Corns

Causes, prevention and treatment for Corns.

Corns

Corns are thickening of skin that present in a plug like form over bony prominences, where there is local irritation and pressure to the skin. Corns may form on bony prominences such as  hammer toes,  or bony deformities due to arthritic changes.

This irritation over a specific area leads to increased build up of tissue resulting in corns and, similarly to calluses if this is not treated it may result in wounds and ulcers forming underneath.
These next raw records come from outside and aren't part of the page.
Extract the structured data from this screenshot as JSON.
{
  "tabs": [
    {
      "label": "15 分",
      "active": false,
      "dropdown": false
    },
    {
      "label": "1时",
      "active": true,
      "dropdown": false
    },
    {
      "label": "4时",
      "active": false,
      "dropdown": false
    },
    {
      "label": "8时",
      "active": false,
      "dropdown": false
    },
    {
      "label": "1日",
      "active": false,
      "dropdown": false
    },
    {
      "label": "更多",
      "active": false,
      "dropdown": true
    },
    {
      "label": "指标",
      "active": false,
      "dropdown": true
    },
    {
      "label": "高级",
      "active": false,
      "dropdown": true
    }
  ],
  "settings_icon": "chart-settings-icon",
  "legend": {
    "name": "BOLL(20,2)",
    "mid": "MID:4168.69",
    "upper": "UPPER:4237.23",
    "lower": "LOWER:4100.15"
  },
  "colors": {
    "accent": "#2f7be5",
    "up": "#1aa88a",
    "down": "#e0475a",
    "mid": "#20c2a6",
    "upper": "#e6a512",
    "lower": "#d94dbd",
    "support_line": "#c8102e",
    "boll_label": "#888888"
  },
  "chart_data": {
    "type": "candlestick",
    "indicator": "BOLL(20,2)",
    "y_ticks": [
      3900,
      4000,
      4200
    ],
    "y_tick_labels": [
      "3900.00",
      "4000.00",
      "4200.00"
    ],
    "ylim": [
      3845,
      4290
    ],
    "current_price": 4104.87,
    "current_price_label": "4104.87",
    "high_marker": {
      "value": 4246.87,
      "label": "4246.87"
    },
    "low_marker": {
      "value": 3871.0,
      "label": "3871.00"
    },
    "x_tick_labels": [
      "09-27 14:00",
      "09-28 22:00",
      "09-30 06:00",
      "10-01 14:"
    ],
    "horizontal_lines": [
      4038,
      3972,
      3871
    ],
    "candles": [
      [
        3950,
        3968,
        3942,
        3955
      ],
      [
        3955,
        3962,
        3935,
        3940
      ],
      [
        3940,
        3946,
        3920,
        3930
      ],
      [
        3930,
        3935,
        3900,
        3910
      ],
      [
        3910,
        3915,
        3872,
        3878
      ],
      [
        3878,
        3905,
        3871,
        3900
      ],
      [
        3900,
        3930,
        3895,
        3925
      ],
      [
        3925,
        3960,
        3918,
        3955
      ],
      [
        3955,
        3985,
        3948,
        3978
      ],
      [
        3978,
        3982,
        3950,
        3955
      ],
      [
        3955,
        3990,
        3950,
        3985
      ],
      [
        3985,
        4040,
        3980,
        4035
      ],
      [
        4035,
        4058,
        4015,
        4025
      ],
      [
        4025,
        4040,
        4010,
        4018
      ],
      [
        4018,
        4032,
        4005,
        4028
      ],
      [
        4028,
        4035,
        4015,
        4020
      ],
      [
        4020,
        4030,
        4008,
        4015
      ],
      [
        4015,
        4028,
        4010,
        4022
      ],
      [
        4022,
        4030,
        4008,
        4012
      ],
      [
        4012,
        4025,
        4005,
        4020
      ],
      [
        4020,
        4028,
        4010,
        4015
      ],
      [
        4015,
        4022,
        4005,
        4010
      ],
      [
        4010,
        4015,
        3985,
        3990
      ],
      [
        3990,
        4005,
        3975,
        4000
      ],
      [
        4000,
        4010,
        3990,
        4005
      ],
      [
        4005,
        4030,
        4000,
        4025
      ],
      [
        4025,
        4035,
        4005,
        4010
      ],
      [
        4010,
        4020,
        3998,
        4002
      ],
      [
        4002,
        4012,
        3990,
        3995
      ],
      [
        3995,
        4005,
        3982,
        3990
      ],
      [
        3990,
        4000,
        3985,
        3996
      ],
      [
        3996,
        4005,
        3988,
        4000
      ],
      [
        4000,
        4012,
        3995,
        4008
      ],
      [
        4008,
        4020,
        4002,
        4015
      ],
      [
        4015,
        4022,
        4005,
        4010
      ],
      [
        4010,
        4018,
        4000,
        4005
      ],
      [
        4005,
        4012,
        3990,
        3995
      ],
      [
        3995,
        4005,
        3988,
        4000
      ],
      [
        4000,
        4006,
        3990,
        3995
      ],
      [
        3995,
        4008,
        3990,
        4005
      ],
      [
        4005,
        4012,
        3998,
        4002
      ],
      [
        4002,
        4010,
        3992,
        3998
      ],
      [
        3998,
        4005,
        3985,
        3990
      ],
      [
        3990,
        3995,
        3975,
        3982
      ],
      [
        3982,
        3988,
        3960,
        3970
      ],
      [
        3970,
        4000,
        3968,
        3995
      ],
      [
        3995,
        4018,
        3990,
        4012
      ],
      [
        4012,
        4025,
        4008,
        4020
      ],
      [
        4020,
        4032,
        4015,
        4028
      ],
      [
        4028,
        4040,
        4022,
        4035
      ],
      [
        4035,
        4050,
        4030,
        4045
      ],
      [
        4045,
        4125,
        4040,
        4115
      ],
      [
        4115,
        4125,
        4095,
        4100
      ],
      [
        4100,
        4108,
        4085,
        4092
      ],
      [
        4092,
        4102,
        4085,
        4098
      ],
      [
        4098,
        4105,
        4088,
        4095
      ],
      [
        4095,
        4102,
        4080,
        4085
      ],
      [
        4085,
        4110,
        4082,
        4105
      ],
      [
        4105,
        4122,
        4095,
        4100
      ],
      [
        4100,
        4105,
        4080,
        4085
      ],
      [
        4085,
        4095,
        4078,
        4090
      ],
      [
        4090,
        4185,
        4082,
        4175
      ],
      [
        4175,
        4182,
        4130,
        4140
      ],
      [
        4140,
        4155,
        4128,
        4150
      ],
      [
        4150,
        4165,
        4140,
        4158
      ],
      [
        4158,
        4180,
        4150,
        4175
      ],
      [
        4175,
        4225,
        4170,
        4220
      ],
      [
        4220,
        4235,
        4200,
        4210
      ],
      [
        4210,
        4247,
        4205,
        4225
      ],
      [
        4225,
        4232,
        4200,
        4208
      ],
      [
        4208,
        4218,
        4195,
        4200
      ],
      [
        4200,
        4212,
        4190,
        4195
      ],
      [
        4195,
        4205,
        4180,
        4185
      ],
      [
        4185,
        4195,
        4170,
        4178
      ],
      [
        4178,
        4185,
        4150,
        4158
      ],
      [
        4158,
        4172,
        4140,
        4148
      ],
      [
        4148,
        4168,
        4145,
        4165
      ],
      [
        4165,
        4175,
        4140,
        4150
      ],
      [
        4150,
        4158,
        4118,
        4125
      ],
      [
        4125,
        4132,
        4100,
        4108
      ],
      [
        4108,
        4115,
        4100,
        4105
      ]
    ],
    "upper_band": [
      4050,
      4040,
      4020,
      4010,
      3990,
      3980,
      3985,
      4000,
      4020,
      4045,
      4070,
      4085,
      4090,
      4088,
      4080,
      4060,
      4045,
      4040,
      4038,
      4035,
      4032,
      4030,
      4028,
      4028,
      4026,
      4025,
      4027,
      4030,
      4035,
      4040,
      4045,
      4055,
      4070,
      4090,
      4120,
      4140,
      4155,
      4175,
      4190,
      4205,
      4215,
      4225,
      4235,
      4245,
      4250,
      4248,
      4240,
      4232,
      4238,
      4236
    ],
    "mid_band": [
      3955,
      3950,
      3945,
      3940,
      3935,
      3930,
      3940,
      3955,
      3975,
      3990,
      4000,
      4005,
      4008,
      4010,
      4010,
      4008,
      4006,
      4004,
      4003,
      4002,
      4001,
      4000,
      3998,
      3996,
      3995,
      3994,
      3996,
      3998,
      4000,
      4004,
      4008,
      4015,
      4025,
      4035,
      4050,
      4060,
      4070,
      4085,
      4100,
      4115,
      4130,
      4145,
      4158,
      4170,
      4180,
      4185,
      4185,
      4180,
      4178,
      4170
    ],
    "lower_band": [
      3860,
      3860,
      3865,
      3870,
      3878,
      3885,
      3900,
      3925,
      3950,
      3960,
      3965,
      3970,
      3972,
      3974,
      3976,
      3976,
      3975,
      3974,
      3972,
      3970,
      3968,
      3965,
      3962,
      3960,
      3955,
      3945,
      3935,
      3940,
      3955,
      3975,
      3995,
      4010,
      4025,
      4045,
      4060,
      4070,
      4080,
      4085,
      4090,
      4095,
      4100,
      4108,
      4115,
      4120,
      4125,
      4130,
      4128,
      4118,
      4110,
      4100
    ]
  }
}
This can be very dangerous for patients with diabetes due to the increased risk of infection.

Causes of Corns:

  • Inappropriate footwear.
  • Abnormalities in foot structure which leads to prominent areas.
  • Abnormalities in walking pattern or movement that result in increased pressure to specific areas.

Symptoms of Corns:

  • Hard yellow plug will be visible over a bony prominence (eg. outside of little toe, ball of foot, on top or tip of clawed toes).
  • Soft corns can form in between toes and appear white and soggy.
  • Pain on direct palpations, as the hard plug pushes on your free nerve endings.
  • Red dots, as the pressure has resulted in the blood capillaries under the skin to burst.
  • Underlying wounds or tissue breakdown may be evident if not treated in a timely manner.

Treatment of Corns:

  • Removal of the corn by a podiatrist.
  • Pumice stone, foot file.
  • Moisturising cream.
  • Correct footwear.
  • Corn offloading insoles can be custom made to take pressure off the affected area and prevent re-occurrence.
  • Foot Orthoses to redistribute load and pressure to the feet and assist with optimum foot function

Well Heeled Podiatry can remove your corn for immediate pain relief and further discuss your treatment options available.

Extreme caution must be taken when using corn pads from the chemist as some of these pads will contain salicylic acid, used to soften the corn. Prolong use, or use between the toes can cause burns to the surrounding healthy tissue which may result in a wound, infection or ulcer.

Corn pads that contain salicylic acid are NOT recommended for people with diabetics, poor blood supply or loss of feeling in the feet. For professional, safe and effective removal of corns it is best to see a podiatrist.